Muhasabah berasal dari kata hasyib yahsabu hisab, yang artinya perhitungan. Sedangkan pengertian muhasabah yakni upaya dalam melakukan introspeksi dan evaluasi terhadap diri sendiri dalam melihat aspek kebaikan dan keburukan.
Dalam Islam, muhasabah ini bertujuan untuk memperbaiki hubungan kepada Allah (habluminallah), hubungan kepada sesama manusia (habluminannas), serta hubungan dengan diri sendiri (habluminannafsi).
Bagi seorang muslim, muhasabah adalah hal penting dan sebisa mungkin tak boleh dilewatkan. Sebab hidup di dunia itu sangat singkat. Jauh berbeda dengan kehidupan akhirat yang kekal. Kehidupan yang kita jalani saat ini pun akan menentukan bagaimana kehidupan di akhirat kelak. Apakah berakhir baik dan masuk surga, atau berakhir buruk dan masuk neraka. Karena itulah, setiap muslim sebaiknya senantiasa melakukan amal baik dan menjauhi segala kemaksiatan. Dengan muhasabah, kita akan terbiasa merenung dan mengetahui makna di balik kehidupan.
Mencoba memahami dibalik masa Pandemi akibat virus Covid-19 ini tidak semudah membalikkan tangan. Rasanya letih sekali menjalani tahun ini. Mata kadang sulit terpejam ketika malam telah jauh dari larut. Ada rindu yang mungkin hanya bisa terungkap dalam kata dan lisan. Selalu ada ingin untuk memeluk orang yang kita kasihi seperti dahulu biasanya.
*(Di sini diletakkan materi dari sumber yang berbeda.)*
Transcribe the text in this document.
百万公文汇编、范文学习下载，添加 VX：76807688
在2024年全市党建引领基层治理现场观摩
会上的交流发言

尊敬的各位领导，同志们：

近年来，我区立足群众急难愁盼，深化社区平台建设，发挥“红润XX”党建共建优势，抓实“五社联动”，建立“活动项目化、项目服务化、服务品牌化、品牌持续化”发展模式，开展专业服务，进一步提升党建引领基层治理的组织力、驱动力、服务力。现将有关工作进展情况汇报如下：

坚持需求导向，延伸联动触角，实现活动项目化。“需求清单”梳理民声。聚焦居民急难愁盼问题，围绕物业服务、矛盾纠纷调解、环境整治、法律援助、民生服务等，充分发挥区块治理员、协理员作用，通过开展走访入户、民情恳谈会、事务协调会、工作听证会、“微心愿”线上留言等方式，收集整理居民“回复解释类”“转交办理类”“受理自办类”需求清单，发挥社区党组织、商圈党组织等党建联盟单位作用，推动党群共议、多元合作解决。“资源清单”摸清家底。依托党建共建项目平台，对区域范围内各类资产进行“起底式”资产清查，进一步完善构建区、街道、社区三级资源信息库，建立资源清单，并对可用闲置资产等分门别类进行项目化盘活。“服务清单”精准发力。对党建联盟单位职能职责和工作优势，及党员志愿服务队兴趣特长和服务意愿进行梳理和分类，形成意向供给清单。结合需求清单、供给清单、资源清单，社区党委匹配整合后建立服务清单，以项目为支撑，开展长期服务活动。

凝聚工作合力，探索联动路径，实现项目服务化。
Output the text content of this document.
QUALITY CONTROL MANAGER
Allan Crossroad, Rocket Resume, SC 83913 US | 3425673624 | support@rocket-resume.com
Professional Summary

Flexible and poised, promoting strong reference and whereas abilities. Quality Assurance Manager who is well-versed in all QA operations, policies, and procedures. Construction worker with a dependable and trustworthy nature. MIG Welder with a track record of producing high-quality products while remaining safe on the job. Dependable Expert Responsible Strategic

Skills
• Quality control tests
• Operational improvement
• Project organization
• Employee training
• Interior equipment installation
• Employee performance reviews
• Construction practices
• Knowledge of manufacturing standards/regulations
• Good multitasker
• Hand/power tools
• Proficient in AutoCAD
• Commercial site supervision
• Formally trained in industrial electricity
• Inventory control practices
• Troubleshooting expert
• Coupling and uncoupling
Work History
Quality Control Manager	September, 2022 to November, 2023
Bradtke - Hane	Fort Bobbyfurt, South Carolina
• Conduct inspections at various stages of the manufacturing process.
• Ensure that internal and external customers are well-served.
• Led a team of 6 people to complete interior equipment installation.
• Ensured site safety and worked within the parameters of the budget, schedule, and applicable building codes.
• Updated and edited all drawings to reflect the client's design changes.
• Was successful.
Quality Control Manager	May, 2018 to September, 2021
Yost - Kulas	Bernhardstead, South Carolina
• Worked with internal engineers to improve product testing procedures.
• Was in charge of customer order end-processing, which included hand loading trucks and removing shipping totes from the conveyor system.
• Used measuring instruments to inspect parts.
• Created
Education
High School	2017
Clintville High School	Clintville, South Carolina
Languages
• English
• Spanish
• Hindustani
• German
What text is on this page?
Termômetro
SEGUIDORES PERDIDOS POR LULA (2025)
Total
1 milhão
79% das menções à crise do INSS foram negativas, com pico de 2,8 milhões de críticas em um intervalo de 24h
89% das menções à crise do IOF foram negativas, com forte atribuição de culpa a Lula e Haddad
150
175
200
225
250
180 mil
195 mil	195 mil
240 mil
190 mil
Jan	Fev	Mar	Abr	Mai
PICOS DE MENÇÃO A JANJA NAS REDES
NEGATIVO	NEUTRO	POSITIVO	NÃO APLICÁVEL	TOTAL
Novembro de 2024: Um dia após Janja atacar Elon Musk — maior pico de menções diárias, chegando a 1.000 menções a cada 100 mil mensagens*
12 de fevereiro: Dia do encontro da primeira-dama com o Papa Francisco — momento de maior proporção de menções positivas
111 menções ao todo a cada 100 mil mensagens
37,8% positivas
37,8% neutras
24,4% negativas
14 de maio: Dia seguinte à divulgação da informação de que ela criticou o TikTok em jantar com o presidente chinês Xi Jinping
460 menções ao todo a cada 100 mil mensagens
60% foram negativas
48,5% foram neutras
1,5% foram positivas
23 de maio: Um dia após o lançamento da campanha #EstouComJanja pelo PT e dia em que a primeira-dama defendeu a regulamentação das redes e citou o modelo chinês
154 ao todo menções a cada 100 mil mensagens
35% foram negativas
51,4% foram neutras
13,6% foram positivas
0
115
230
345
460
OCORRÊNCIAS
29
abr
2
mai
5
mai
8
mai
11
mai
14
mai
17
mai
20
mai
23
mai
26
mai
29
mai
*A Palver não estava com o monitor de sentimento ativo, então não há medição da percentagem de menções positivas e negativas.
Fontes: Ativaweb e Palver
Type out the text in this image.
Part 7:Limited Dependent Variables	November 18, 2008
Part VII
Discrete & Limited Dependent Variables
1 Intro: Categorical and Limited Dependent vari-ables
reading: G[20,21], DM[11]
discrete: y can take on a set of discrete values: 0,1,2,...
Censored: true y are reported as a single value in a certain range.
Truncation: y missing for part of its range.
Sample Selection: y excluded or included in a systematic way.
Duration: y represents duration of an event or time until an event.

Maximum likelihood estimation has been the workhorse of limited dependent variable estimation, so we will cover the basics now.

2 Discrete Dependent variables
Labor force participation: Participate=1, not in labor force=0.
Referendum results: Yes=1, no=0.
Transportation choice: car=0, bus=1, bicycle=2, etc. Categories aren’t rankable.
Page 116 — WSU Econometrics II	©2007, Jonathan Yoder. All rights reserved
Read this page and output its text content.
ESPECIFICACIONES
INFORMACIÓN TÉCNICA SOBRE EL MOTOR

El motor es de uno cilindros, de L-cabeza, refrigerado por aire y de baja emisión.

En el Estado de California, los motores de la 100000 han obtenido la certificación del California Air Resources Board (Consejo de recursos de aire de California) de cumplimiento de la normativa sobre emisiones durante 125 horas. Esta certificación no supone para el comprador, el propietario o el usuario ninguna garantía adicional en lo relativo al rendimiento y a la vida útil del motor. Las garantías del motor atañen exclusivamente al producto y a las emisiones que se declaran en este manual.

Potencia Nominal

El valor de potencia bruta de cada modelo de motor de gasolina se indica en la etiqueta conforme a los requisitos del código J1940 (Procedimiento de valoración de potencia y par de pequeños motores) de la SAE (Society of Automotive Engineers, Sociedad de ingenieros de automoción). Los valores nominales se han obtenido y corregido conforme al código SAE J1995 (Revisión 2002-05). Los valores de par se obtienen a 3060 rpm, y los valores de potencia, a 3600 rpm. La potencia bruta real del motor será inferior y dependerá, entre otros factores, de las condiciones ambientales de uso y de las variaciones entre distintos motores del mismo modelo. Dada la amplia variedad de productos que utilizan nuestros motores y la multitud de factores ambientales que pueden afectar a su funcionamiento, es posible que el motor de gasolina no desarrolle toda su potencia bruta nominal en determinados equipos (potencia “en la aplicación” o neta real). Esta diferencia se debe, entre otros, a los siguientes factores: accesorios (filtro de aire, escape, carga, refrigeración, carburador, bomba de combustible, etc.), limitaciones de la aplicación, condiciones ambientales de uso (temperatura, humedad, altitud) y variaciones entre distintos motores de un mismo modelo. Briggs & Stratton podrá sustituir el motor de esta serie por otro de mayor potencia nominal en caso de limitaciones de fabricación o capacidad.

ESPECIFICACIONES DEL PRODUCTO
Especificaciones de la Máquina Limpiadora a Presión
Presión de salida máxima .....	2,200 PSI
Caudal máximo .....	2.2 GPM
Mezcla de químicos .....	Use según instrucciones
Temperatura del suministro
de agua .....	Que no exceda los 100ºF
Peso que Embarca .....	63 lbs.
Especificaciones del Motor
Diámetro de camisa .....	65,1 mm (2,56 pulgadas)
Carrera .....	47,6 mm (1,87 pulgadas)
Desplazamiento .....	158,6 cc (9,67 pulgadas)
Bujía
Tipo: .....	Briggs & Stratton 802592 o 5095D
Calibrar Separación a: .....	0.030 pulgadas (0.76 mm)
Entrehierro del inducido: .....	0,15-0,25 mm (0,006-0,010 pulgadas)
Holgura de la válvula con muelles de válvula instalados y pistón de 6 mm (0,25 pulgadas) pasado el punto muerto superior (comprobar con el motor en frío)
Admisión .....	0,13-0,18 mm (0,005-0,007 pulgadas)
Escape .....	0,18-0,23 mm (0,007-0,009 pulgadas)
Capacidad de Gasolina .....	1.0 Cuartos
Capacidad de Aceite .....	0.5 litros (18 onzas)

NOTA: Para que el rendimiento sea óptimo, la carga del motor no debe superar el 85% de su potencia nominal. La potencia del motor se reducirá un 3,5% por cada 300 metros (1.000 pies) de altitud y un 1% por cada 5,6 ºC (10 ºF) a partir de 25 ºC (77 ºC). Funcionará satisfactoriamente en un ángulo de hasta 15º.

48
Seorang pujangga mengatakan “dalam Kesunyian ada kesejatian”. Saat kita berlama-lama hidup dalam sepi karena membatasi pertemuan fisik yang berjarak bahkan untuk berkerumun pun dilarang. Saat yang tepat untuk merenung menemukan kesejatian diri saat sendiri. Mencoba mengevaluasi diri sendiri dari tahun yang telah berlalu dan menyiapkan diri di hari esok. Tentu saja dalam keadaan yang lebih baik.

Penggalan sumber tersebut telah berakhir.